Hemen görüleceği gibi, bu gelecekte ne olabileceğini
öngörmeye yönelik bir çabadır.
Şimdi genel yasalardan hareketle bu yeni olguda o genel
yasaların ne kadar veya nasıl geçerli olabileceğini kestirmeye çalışıp en
azından genel bir eğilimi öngörme çabasına girilebilir.

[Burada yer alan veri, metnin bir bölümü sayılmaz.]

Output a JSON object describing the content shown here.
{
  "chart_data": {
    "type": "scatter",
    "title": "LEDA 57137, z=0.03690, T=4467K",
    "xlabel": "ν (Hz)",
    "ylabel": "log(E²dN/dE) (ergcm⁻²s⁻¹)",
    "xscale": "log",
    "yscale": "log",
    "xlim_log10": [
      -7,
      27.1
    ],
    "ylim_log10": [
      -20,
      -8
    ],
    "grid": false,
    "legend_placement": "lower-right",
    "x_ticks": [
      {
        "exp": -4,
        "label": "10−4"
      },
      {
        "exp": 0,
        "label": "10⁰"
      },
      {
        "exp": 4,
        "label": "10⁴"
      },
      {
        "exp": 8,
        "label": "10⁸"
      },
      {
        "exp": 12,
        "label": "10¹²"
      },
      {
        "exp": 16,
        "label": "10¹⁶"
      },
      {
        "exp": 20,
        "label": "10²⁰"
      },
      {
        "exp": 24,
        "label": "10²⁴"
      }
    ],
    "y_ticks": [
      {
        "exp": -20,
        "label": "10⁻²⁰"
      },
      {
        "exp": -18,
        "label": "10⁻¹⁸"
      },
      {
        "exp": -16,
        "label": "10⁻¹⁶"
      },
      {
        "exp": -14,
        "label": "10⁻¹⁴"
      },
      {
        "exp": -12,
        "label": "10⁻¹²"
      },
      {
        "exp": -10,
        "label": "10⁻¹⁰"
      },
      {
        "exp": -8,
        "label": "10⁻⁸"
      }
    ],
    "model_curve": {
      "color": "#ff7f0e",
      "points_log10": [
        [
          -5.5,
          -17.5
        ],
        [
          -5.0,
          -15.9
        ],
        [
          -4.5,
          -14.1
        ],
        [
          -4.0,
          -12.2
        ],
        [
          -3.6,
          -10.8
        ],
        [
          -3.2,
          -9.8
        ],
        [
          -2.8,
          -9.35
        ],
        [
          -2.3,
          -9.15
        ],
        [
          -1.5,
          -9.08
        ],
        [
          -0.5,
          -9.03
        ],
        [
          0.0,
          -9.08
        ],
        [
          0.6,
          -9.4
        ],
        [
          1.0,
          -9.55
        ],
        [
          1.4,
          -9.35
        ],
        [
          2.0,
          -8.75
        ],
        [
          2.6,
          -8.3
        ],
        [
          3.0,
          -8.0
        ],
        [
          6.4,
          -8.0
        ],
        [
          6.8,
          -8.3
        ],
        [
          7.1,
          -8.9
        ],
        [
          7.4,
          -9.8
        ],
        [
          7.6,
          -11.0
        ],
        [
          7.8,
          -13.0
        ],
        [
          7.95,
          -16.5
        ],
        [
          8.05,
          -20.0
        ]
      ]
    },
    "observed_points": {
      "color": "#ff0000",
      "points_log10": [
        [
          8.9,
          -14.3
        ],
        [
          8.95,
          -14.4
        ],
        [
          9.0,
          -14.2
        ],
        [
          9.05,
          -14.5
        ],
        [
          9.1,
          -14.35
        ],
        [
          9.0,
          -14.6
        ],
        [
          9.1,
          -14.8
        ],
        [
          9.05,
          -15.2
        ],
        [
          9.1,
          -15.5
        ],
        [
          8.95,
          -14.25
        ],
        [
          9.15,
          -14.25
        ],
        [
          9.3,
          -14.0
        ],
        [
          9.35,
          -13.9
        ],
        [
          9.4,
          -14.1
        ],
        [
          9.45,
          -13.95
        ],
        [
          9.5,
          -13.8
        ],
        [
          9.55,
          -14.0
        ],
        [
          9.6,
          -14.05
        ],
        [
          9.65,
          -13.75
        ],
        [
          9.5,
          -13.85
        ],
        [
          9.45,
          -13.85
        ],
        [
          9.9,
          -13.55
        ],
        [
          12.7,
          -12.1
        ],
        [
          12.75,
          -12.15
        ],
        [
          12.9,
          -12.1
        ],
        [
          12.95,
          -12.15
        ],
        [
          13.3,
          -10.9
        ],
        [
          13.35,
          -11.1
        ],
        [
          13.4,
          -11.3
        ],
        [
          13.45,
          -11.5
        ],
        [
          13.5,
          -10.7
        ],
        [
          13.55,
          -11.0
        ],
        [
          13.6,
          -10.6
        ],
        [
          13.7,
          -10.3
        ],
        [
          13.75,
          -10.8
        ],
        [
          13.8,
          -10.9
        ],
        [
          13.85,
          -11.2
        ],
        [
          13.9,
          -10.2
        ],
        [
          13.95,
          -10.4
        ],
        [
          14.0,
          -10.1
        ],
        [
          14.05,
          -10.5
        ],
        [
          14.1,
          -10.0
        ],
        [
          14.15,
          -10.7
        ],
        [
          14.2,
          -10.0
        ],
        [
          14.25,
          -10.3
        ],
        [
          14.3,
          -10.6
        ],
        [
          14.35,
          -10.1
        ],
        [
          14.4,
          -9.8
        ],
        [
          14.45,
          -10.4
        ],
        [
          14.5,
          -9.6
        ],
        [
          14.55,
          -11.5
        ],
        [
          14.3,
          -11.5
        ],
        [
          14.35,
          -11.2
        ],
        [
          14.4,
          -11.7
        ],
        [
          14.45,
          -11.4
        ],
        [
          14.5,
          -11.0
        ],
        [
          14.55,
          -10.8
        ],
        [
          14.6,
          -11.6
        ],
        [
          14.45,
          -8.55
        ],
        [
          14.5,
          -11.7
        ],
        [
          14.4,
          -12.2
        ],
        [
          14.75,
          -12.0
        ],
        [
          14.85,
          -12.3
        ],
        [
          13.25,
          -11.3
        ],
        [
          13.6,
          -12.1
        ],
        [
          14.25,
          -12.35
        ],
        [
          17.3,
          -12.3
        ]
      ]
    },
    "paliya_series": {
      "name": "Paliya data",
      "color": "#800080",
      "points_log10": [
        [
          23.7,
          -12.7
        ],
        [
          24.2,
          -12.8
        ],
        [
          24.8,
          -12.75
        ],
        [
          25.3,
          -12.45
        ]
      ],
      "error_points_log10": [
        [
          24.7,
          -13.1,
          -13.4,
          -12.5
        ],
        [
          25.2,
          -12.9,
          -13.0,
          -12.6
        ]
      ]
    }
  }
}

Bitcoin üzerine yazanlar genellikle onun genel bir eşdeğer
olmaya son derece uygun özelliklerini sıralayıp, buradan doğrudan doğruya,
otomatikman Bitcoin’in genel bir eşdeğer ve mübadele aracı olacağı sonucuna
ulaşıyorlar.
(Ya da tersi sonuç çıkaranlar oluyor. Onun bir devlet
tarafından desteklenmediği, “fiziksel” bir varlığı olmadığı, bir kullanım
değeri olmadığı gibi önermelerden hareketle “değeri sıfırdır”, “Hollanda lale
balonu gibidir”, “uzak durun” diyorlar.
Bu ikinci itirazın geçersiz olduğunu daha önce görmüştük. Bitcoin’in kullanım değeri vardır, onun “fiziksel” özellikleri genel eşdeğer olması içen idealdir ve Hollanda lalesi çürür, kokar ama Bitcoin çürümez, kokmaz. Keza Bitcoin’de gerçek bir emek-değer yoğunlaşması söz konusudur.
Bu ikinci itirazın geçersiz olduğunu daha önce görmüştük. Bitcoin’in kullanım değeri vardır, onun “fiziksel” özellikleri genel eşdeğer olması içen idealdir ve Hollanda lalesi çürür, kokar ama Bitcoin çürümez, kokmaz. Keza Bitcoin’de gerçek bir emek-değer yoğunlaşması söz konusudur.
Birinciler genellikle Bitcoin taraftarı gençler veya Bill
Gates gibi Silikon vadisinden iş adamları, programcılar, küçük “Start up”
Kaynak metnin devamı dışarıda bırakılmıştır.